Open mrocklin opened 6 years ago
cc @ogrisel @GaelVaroquaux @stsievert @amueller . Also, feel free to ping others who may be more involved in this topic or have more time to engage.
Well, as I mentioned IRL, my priority is to use scikit-learn in distributed settings on simple problems (for instance distributed grid-search of random forests), and to do benchmarks. I want to feel what are the bottlenecks, and maybe address them.
The blocker for this task is to have access to distributed hardware where I can do benchmarks.
I'm working on the distributed hardware aspect. I think it might be worth me calling you sometimes next week, with @yuvipanda in the room to see if we can set something up. Do you think what Yuvi proposed in #3 would work? I can explore other options as well.
I'll be taking vacations offline next week.
Would a kubernetes cluster with ssh access work? If you tell me your ideal computing environment, I can try to set up something as close as possible to it.
Would a kubernetes cluster with ssh access work?
I believe so. Using dask-kubernetes.
OK. I'll try to make sure that we have something set up before you arrive, and I'll try to see whether Yuvi can join us the first day of the sprint (there's a jupyter-dev meeting the same week)
Well, as I mentioned IRL, my priority is to use scikit-learn in distributed settings on simple problems (for instance distributed grid-search of random forests), and to do benchmarks. I want to feel what are the bottlenecks, and maybe address them.

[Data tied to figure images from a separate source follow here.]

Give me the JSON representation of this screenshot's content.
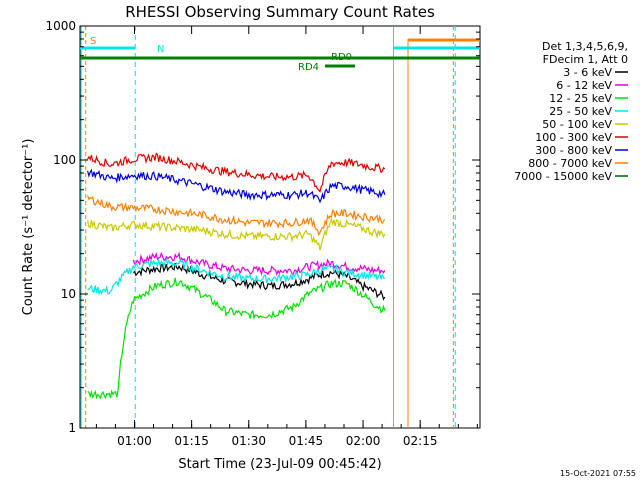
{
  "chart_data": {
    "type": "line",
    "title": "RHESSI Observing Summary Count Rates",
    "xlabel": "Start Time (23-Jul-09 00:45:42)",
    "ylabel": "Count Rate (s⁻¹ detector⁻¹)",
    "x_units": "minutes since 00:45:42",
    "xlim": [
      0,
      105
    ],
    "ylim": [
      1,
      1000
    ],
    "yscale": "log",
    "x_ticks": [
      {
        "value": 14.3,
        "label": "01:00"
      },
      {
        "value": 29.3,
        "label": "01:15"
      },
      {
        "value": 44.3,
        "label": "01:30"
      },
      {
        "value": 59.3,
        "label": "01:45"
      },
      {
        "value": 74.3,
        "label": "02:00"
      },
      {
        "value": 89.3,
        "label": "02:15"
      }
    ],
    "y_ticks": [
      {
        "value": 1,
        "label": "1"
      },
      {
        "value": 10,
        "label": "10"
      },
      {
        "value": 100,
        "label": "100"
      },
      {
        "value": 1000,
        "label": "1000"
      }
    ],
    "legend_header": [
      "Det 1,3,4,5,6,9,",
      "FDecim 1, Att 0"
    ],
    "legend_position": "right",
    "footer_date": "15-Oct-2021 07:55",
    "flags": [
      {
        "label": "S",
        "color": "#ff8000"
      },
      {
        "label": "N",
        "color": "#00e5e5"
      },
      {
        "label": "RD0",
        "color": "#007f00"
      },
      {
        "label": "RD4",
        "color": "#007f00"
      }
    ],
    "series": [
      {
        "name": "3 - 6 keV",
        "color": "#000000",
        "x": [
          14,
          20,
          26,
          32,
          38,
          44,
          50,
          56,
          60,
          63,
          66,
          70,
          74,
          77,
          80
        ],
        "values": [
          14.5,
          15.5,
          16,
          14,
          12.5,
          12,
          11.5,
          12,
          13,
          14,
          14.5,
          13.5,
          11.5,
          10.5,
          9.5
        ]
      },
      {
        "name": "6 - 12 keV",
        "color": "#e000e0",
        "x": [
          14,
          20,
          26,
          32,
          38,
          44,
          50,
          56,
          60,
          63,
          66,
          70,
          74,
          77,
          80
        ],
        "values": [
          17.5,
          19,
          19,
          17,
          15.5,
          15,
          15,
          15,
          16,
          16.5,
          17,
          16,
          15.5,
          15,
          15
        ]
      },
      {
        "name": "12 - 25 keV",
        "color": "#00e000",
        "x": [
          2,
          5,
          10,
          14,
          20,
          26,
          32,
          38,
          44,
          50,
          56,
          60,
          63,
          66,
          70,
          74,
          77,
          80
        ],
        "values": [
          1.8,
          1.8,
          1.8,
          9,
          11.5,
          12.5,
          10,
          7.5,
          7,
          7,
          8,
          10,
          11,
          12,
          12,
          10,
          8.5,
          7.5
        ]
      },
      {
        "name": "25 - 50 keV",
        "color": "#00e5e5",
        "x": [
          2,
          8,
          14,
          20,
          26,
          32,
          38,
          44,
          50,
          56,
          60,
          63,
          66,
          70,
          74,
          77,
          80
        ],
        "values": [
          11,
          10.5,
          16,
          17,
          17,
          15,
          13.5,
          13,
          13,
          13.5,
          14,
          15,
          15.5,
          14.5,
          14,
          13.5,
          13
        ]
      },
      {
        "name": "50 - 100 keV",
        "color": "#c8c800",
        "x": [
          2,
          8,
          14,
          20,
          26,
          32,
          38,
          44,
          50,
          56,
          60,
          63,
          66,
          70,
          74,
          77,
          80
        ],
        "values": [
          34,
          31,
          33,
          32,
          31,
          30,
          28,
          27,
          27,
          27,
          28,
          22,
          35,
          33,
          31,
          29,
          28
        ]
      },
      {
        "name": "100 - 300 keV",
        "color": "#e00000",
        "x": [
          2,
          8,
          14,
          20,
          26,
          32,
          38,
          44,
          50,
          56,
          60,
          63,
          66,
          70,
          74,
          77,
          80
        ],
        "values": [
          105,
          93,
          102,
          105,
          97,
          88,
          82,
          78,
          75,
          75,
          77,
          59,
          95,
          96,
          92,
          88,
          86
        ]
      },
      {
        "name": "300 - 800 keV",
        "color": "#0000e0",
        "x": [
          2,
          8,
          14,
          20,
          26,
          32,
          38,
          44,
          50,
          56,
          60,
          63,
          66,
          70,
          74,
          77,
          80
        ],
        "values": [
          82,
          73,
          77,
          76,
          70,
          64,
          58,
          55,
          55,
          55,
          57,
          49,
          64,
          64,
          60,
          58,
          55
        ]
      },
      {
        "name": "800 - 7000 keV",
        "color": "#ff8000",
        "x": [
          2,
          8,
          14,
          20,
          26,
          32,
          38,
          44,
          50,
          56,
          60,
          63,
          66,
          70,
          74,
          77,
          80
        ],
        "values": [
          52,
          45,
          44,
          43,
          41,
          39,
          36,
          34,
          34,
          34,
          36,
          29,
          40,
          40,
          38,
          37,
          36
        ]
      },
      {
        "name": "7000 - 15000 keV",
        "color": "#006000",
        "x": [],
        "values": []
      }
    ]
  }
}
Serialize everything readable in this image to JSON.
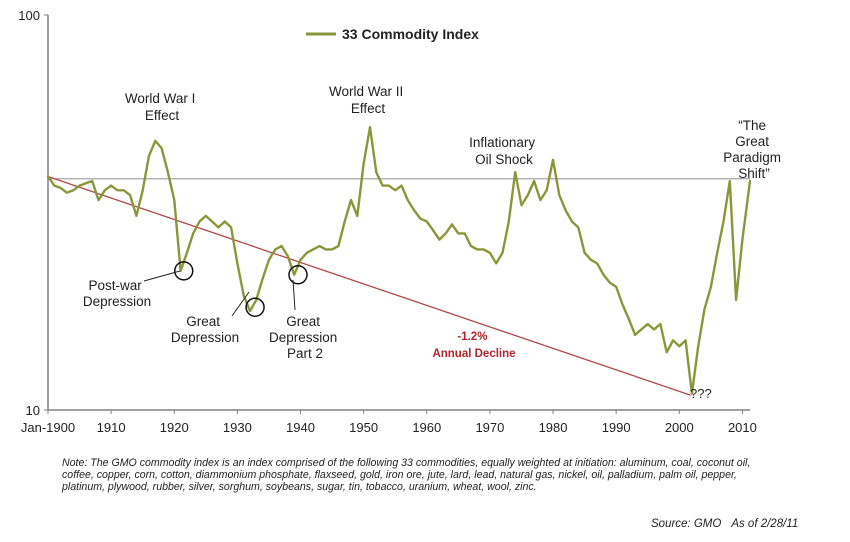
{
  "chart_data": {
    "type": "line",
    "y_scale": "log",
    "ylim": [
      10,
      100
    ],
    "xlim": [
      1900,
      2011.2
    ],
    "y_tick_labels": [
      "100",
      "10"
    ],
    "y_ticks": [
      100,
      10
    ],
    "x_ticks": [
      1900,
      1910,
      1920,
      1930,
      1940,
      1950,
      1960,
      1970,
      1980,
      1990,
      2000,
      2010
    ],
    "x_tick_labels": [
      "Jan-1900",
      "1910",
      "1920",
      "1930",
      "1940",
      "1950",
      "1960",
      "1970",
      "1980",
      "1990",
      "2000",
      "2010"
    ],
    "grid": false,
    "legend": {
      "position": "top-center",
      "label": "33 Commodity Index"
    },
    "colors": {
      "index": "#8a963a",
      "trend": "#b04848",
      "reference": "#a6a6a6",
      "axis": "#808080"
    },
    "series": [
      {
        "name": "33 Commodity Index",
        "x": [
          1900,
          1901,
          1902,
          1903,
          1904,
          1905,
          1906,
          1907,
          1908,
          1909,
          1910,
          1911,
          1912,
          1913,
          1914,
          1915,
          1916,
          1917,
          1918,
          1919,
          1920,
          1921,
          1922,
          1923,
          1924,
          1925,
          1926,
          1927,
          1928,
          1929,
          1930,
          1931,
          1932,
          1933,
          1934,
          1935,
          1936,
          1937,
          1938,
          1939,
          1940,
          1941,
          1942,
          1943,
          1944,
          1945,
          1946,
          1947,
          1948,
          1949,
          1950,
          1951,
          1952,
          1953,
          1954,
          1955,
          1956,
          1957,
          1958,
          1959,
          1960,
          1961,
          1962,
          1963,
          1964,
          1965,
          1966,
          1967,
          1968,
          1969,
          1970,
          1971,
          1972,
          1973,
          1974,
          1975,
          1976,
          1977,
          1978,
          1979,
          1980,
          1981,
          1982,
          1983,
          1984,
          1985,
          1986,
          1987,
          1988,
          1989,
          1990,
          1991,
          1992,
          1993,
          1994,
          1995,
          1996,
          1997,
          1998,
          1999,
          2000,
          2001,
          2002,
          2003,
          2004,
          2005,
          2006,
          2007,
          2008,
          2009,
          2010,
          2011.2
        ],
        "values": [
          39,
          37,
          36.5,
          35.5,
          36,
          37,
          37.5,
          38,
          34,
          36,
          37,
          36,
          36,
          35,
          31,
          36,
          44,
          48,
          46,
          40,
          34,
          22.5,
          25,
          28,
          30,
          31,
          30,
          29,
          30,
          29,
          23.5,
          19.5,
          17.8,
          19,
          21.5,
          24,
          25.5,
          26,
          24.5,
          22,
          24,
          25,
          25.5,
          26,
          25.5,
          25.5,
          26,
          30,
          34,
          31,
          42,
          52,
          40,
          37,
          37,
          36,
          37,
          34,
          32,
          30.5,
          30,
          28.5,
          27,
          28,
          29.5,
          28,
          28,
          26,
          25.5,
          25.5,
          25,
          23.5,
          25,
          30,
          40,
          33,
          35,
          38,
          34,
          36,
          43,
          35,
          32,
          30,
          29,
          25,
          24,
          23.5,
          22,
          21,
          20.5,
          18.5,
          17,
          15.5,
          16,
          16.5,
          16,
          16.5,
          14,
          15,
          14.5,
          15,
          11,
          14.5,
          18,
          20.5,
          25,
          30,
          38,
          19,
          27,
          38
        ]
      },
      {
        "name": "",
        "x": [
          1900,
          2001.8
        ],
        "values": [
          39,
          10.9
        ]
      },
      {
        "name": "",
        "x": [
          1900,
          2011.2
        ],
        "values": [
          38.5,
          38.5
        ]
      }
    ],
    "annotations": [
      {
        "id": "ww1",
        "lines": [
          "World War I",
          "Effect"
        ]
      },
      {
        "id": "ww2",
        "lines": [
          "World War II",
          "Effect"
        ]
      },
      {
        "id": "oil",
        "lines": [
          "Inflationary",
          "Oil Shock"
        ]
      },
      {
        "id": "paradigm",
        "lines": [
          "“The",
          "Great",
          "Paradigm",
          "Shift”"
        ]
      },
      {
        "id": "postwar",
        "lines": [
          "Post-war",
          "Depression"
        ]
      },
      {
        "id": "great",
        "lines": [
          "Great",
          "Depression"
        ]
      },
      {
        "id": "great2",
        "lines": [
          "Great",
          "Depression",
          "Part 2"
        ]
      },
      {
        "id": "decline",
        "lines": [
          "-1.2%",
          "Annual Decline"
        ]
      },
      {
        "id": "unknown",
        "lines": [
          "???"
        ]
      }
    ],
    "circled_points": [
      {
        "x": 1921.5,
        "y": 22.5
      },
      {
        "x": 1932.8,
        "y": 18.2
      },
      {
        "x": 1939.6,
        "y": 22
      }
    ]
  },
  "note": "Note: The GMO commodity index is an index comprised of the following 33 commodities, equally weighted at initiation:  aluminum, coal, coconut oil, coffee, copper, corn, cotton, diammonium phosphate, flaxseed, gold, iron ore, jute, lard, lead, natural gas, nickel, oil, palladium, palm oil, pepper, platinum, plywood, rubber, silver, sorghum, soybeans, sugar, tin, tobacco, uranium, wheat, wool, zinc.",
  "source": "Source:  GMO",
  "as_of": "As of 2/28/11"
}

Agreed. I have this same goal. I think that we'll have enough people for enough time that we can address a few issues at the same time.
The blocker for this task is to have access to distributed hardware where I can do benchmarks.
I don't anticipate that this will be a problem. I think that the JupyterHub + Dask-Kubernetes setup we have now for http://pangeo.pydata.org/ will suffice for this group. We can set up something similar with a software environment that we like fairly easily. You could use the current pangeo deployment today if you install sklearn in your local environment and also add it to your worker-template.yaml file in the EXTRA_PIP_PACKAGES
environment variable.
I'm inclined to try something like a parameter-server based SGD system.
There's interest here. I'd engage and am interested in extensions. Vanilla SGD would definitely work, and a lot of useful SGD variants that rely on it that use some very specific features (async reads/writes to model vector, coding).
A good paper that walks through the design and implementation of a high performance param server is "Scaling Distributed Machine Learning with the Parameter Server". Some of the features required for more particular algorithms are mentioned in sections 2 and 3 of "Communication Efficient Distributed Machine Learning with the Parameter Server", and extension of the previous work.
distributed grid-search of random forests
Adaptive hyper param tuning is related: https://github.com/dask/dask-ml/issues/161
It's probably relatively straight-forward to ask for cloud credits if that's your blocker @GaelVaroquaux. Google is usually generous, and I have some connections at microsoft.
I don't have time to spend time on this before scipy. Also, I will be offline for two weeks starting tomorrow because I get my tonsils removed.
also ping @jnothman I guess?
Cc me. Interested and happy to help in whatever I can during the sprint.
It looks like @mrocklin thinks pangeo.pydata.org is good enough here. LMK if that changes :)
Cc me. Interested and happy to help in whatever I can during the sprint.
@fabianp are there topics in particular that you'd like to pursue together?
parameter-server based SGD sounds like a good starting point, but open to other ideas that might surge. I've done some work on distributed/async methods but I'm quite new to dask.
I've opened up a longer-term issue on the dask-ml tracker: https://github.com/dask/dask-ml/issues/171
If others have the time, I'm inclined to experiment a bit with algorithms for distributed training. I think that this would be an interesting stress test of the technology, and would also, I think, raise some interest from external groups.
I'm inclined to try something like a parameter-server based SGD system. To do this I think that Dask needs to grow something like a low-latency inter-worker pub-sub system, which I'm happy to build beforehand.
Is this of sufficient interest that others would likely engage? If so, I welcome recommendations on papers to read, architectures to be aware of, and obstacles to avoid.